A white and black virtual reality headset floats amidst swirling blue and white digital lines and particles on a dark background.
The PlayStation VR2 provides refresh rates of 120hz and 90hz

On the processing front, the Apple Vision Pro boasts standalone power with its M2 chip, while the PlayStation VR2 relies on a PlayStation.

Cameras and sensors differ, with the Apple Vision Pro emphasizing spatial capture and the PlayStation VR2 providing reliable tracking for responsive VR experiences. Lastly, consider your usage patterns: the PlayStation VR2 offers extended initial usage on its controllers, while the Apple Vision Pro accommodates uninterrupted use while charging.

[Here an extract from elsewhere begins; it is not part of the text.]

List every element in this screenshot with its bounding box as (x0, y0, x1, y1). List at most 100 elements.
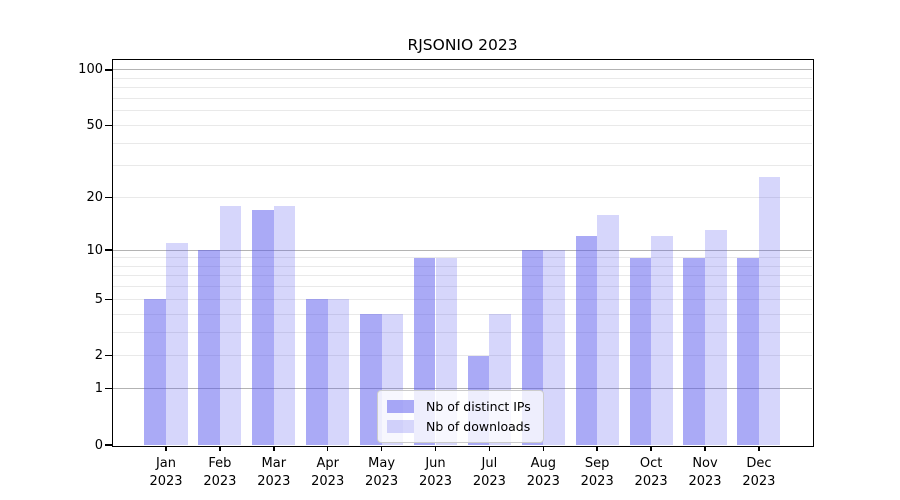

Price-wise, the PlayStation VR2 is more budget-friendly, but it requires the buyer to have a PlayStation console. Meanwhile, the Apple Vision Pro is a standalone device with processing power, storage, and operating system.

As for the question of which to buy, it depends entirely on your needs. Gamers will gravitate to Sony's headset, but it's not hard to see those wanting to work or do other involving tasks, and can afford it, to go for the Apple Vision Pro instead.

Where to buy the Apple Vision Pro vs Sony PlayStation VR2

The Apple Vision Pro can be ordered from Apple directly, with a starting price of $3,499. The Sony PlayStation VR2, meanwhile, retails for $549 and can be ordered from Amazon and Best Buy. A PlayStation console can be purchased from the same retailers, with prices starting at $449.